# start bidding on commercial jobs



## Myers drywall (Dec 15, 2011)

Drywall Sub
I'm thinking about bidding on some smaller commercial drywall projects to include meta stud framing and the grid. I have been doing this type of work for 20+ years (just never estimating commercial jobs). Just wondering how much money I need to cover material, etc. I will be doing the labor with my crew and know what I need for labor cost. I am very serious about this, but nervous at the same time. The last few years I have been subbing off of bigger companies.


Thank you in advance!


----------



## griz (Nov 26, 2009)

Estimating materials correctly is a key aspect of bidding. If you've been in the trade for 20 years you should have a pretty good idea how to figure material.

In commercial work make certain you use the type of material that is spec'd out, not what you think will work.

It is very unlikely you will get any advance money in commercial work. You will have to front the materials.

Establish accounts at the supply houses you will need. One can generally get an "over the phone price" to get a ball park figure on materials. Make up a material list and ask the supply house for a quote. 

Don't forget that you will need to cover your overhead also.


----------



## 20 and Out (Apr 11, 2010)

Myers drywall said:


> Drywall Sub
> I'm thinking about bidding on some smaller commercial drywall projects to include meta stud framing and the grid. I have been doing this type of work for 20+ years (just never estimating commercial jobs). Just wondering how much money I need to cover material, etc. I will be doing the labor with my crew and know what I need for labor cost. I am very serious about this, but nervous at the same time. The last few years I have been subbing off of bigger companies.
> 
> 
> Thank you in advance!


If you have been subbing the work already, why wouldn't you know?


----------



## Myers drywall (Dec 15, 2011)

because I have only had to supply labor


----------



## skillman (Sep 23, 2011)

Have to watch your scheduling with mechanical subs to make grinds work. Time tables are important. No your fire penetrations in ceiling.


----------



## BattleRidge (Feb 9, 2008)

Materials are more important than the labor in alot of aspects. Just piece it together like you would if you were there, then add some flex space. I mean estimating sheetrock itself is easy as far as materials, but then ask where are you getting your rock? Is that the best deal? You make and break big projects on the material side.


----------



## mrghm (Nov 19, 2006)

as far as $$ you wil need to front labour and materials bills for atleast the first 60 days at best to 120 at worst depending on the GC's payment cycle.

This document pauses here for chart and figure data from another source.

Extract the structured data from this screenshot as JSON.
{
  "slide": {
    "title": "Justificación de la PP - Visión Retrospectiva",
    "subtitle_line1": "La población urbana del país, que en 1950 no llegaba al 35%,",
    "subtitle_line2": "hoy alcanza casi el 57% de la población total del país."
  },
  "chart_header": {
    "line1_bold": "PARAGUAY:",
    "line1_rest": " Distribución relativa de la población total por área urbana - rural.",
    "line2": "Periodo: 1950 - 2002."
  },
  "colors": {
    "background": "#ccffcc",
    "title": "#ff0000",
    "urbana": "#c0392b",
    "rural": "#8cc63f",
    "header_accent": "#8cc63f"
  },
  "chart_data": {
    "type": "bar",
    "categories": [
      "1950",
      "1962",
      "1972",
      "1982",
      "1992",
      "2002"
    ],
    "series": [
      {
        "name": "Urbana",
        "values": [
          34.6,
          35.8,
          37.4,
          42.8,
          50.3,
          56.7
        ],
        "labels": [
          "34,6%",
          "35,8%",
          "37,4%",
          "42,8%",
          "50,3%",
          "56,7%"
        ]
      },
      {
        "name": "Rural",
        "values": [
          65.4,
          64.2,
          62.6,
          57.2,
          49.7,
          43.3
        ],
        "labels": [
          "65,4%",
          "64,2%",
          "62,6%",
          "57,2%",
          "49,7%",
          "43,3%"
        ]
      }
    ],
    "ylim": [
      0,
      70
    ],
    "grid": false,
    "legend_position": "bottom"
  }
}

if you get 30/30 ie invoice for works up to 30th paid 30th month after you need to front 60 days worth of work,

if you have 30/30 suppiler accounts you dont need to cover materials but you will find every job will have a special order product that you have to buy from a special supply house that you dont have credit with.

you also need to cover "hold back" which is around 10% of your contract sum.

if you have a good gig doing labour only then dont be suprised that you make more money than the guy you suby to some times,


----------



## Myers drywall (Dec 15, 2011)

MRGHM, Thank you. This is very informative. Thank you all for the information.


----------



## d-rock (Oct 17, 2009)

on the commercial side, alot of drywall materials will be VERY EXPENSIVE and cost more than labor. Obviously certain grid and tile types are cheap, but if you start getting into slotted grid and ultima humigaurd tile with trim etc.. you're looking at material that can be $5 plus. Grid trims such as AXIOM can be $10 plus per LF. Make sure your take-offs are 100% and add for waste. In addition, figure to replace damaged ceiling tile after b/c the other trades always have to get in for a few tweeks. GC will want you to eat that. Start a relationship with the supplier. Get the info u need. Good Luck!!:thumbup:


----------



## HawaiiBuilder (Jan 15, 2009)

Myers drywall said:


> Drywall Sub
> I'm thinking about bidding on some smaller commercial drywall projects to include meta stud framing and the grid. I have been doing this type of work for 20+ years (just never estimating commercial jobs). Just wondering how much money I need to cover material, etc. I will be doing the labor with my crew and know what I need for labor cost. I am very serious about this, but nervous at the same time. The last few years I have been subbing off of bigger companies.
> 
> 
> Thank you in advance!


Make sure that you have a strong financial position to cover not only the cost of material and labor purchases before you receive payment from the General but also living expenses for yourself and family. This can be very stressful...I've been there and also have seen others who are trying so hard to keep their employees working and have to deal with slow payment.
The last two years have been slow, so I took a job as a Sup. for another General and during the last month, 3 of our subs. closed down their operations, a couple of them had a workforce of more than 30 employees. They had contracts going but didn't have the cash flow.
Start small and get to know the General Contractors, be reliable and do a good job and they may try to help you out with the larger projects with paying for your materials or a joint check agreement...Good Luck:thumbsup:


----------



## DBBII (Aug 28, 2008)

If you are doing studs and drywall, keep in mind you have to deal with inspections. You do the framing, then wait for the MEP guys to get their rough in done and inspected, THEN you get a framing inspection. A lot of jurisdictions want a screw inspection before you start finishing.

How do you get the rock into the job? Do you have to supply a forklift? Crane? Is the supplier going to take care of it?

Then there is the infamous drywall punch list. What I like to do is have the painter prime the walls, then have the finisher come back and do any necessary touch up. You have to account for touch up/punch list in your price. You will not do the work once and walk away.


----------